Ava White: It seems like this is pretty all encompassing. Why is this happening?
Kirsten Dobroth: That’s a good question and there’s a plethora of answers – most of them come down to global market conditions. Inflation and the pandemic fundamentally changed consumer spending habits – and at the same time, made it more expensive for fishermen and processors to operate. Trade conditions have also changed with China, and a strong U.S. dollar has made it harder to sell Alaska seafood products in places like Japan, which is traditionally a big buyer. The amount of Russian seafood products in the market has gotten a lot of attention. High interest rates have also hit processors particularly hard. And then there’s just a lot of supply out there, so basic supply and demand – you have these tough market conditions and a lot of product sitting in cold storage that’s getting harder to sell.
Ava White: Now processing facilities are closing or being sold. What happens to these communities that are losing plants or have large fishing fleets?
Kirsten Dobroth: Well, I think in the short term they’ll be looking at how to keep people working. In Kodiak, where I live, Trident’s plant – which the company has said it will sell – employs hundreds of people, many of them live here year round. And then boats that sell to Trident, where do they bring fish – especially if other companies are also struggling financially? Peter Pan Seafood Company announced last month that its plant in King Cove won’t open for winter, and city officials there told me they’re expecting a hit to fish landing taxes which make up more than half their general fund budget. But I think it’s also really important to zoom out on this – Alaska’s seafood industry employs tens of thousands of people that collectively earned more than a billion and a half dollars back in 2022 when times were good. Another $160 million went to taxes and fees that year. This isn’t just an issue for Kodiak and King Cove – this is a statewide problem.
Ava White: Is there any financial relief coming their way?
Kirsten Dobroth: That’s yet to be seen. About three quarters of the Alaska State Legislature sent a letter to the US Department of Agriculture last month asking for more support and more purchases of Alaskan seafood. The USDA purchased a little more than $200 million worth of Alaska seafood products last year, so that’s provided a boost while things have been bad. But what else they can do and any additional support in the state budget is unclear at this point. It’s worth pointing out that Gov. Dunleavy’s state of the state address didn’t include any mention of fisheries except for Pebble Mine and an allusion to “wild harvest.”

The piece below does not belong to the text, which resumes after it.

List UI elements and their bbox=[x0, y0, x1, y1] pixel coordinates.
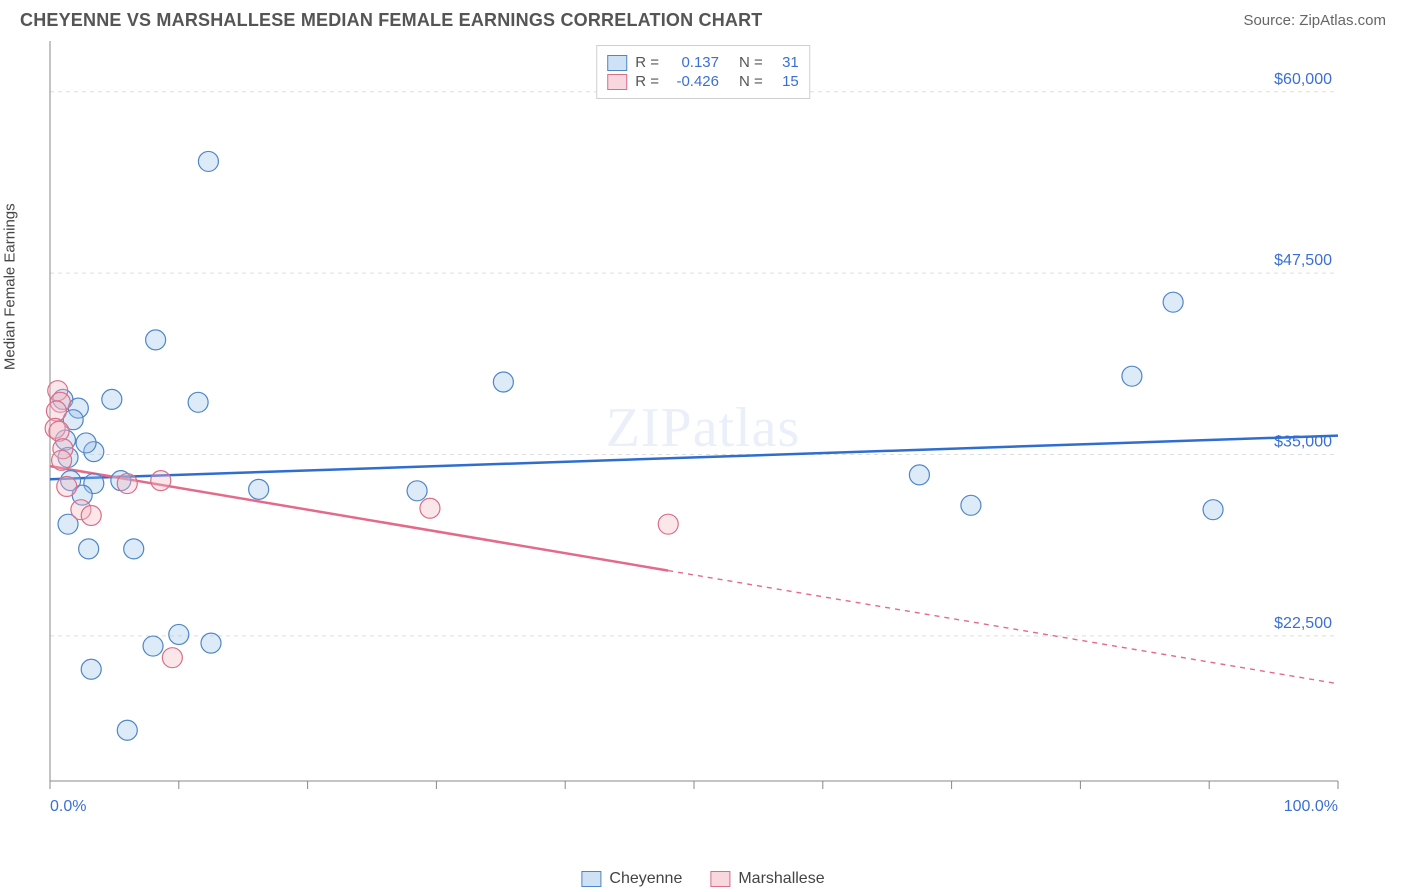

Ava White: So, I guess looking forward the big question is are there signs that the fishing industry will rebound anytime soon?
Kirsten Dobroth: I think that’s what everyone is asking. I’ve talked to a number of sources on the processing side of things who think we haven’t hit rock bottom. I’ve talked to fishermen who go out for seasons that either just started up or start up soon and they’re looking at another year of really depressing dockside prices. President Biden just signed an executive order that effectively stops Russian seafood products from getting into the US, and there’s been some optimism in the industry particularly in Alaska about that. But unfortunately I don’t think anyone can say where we go from here.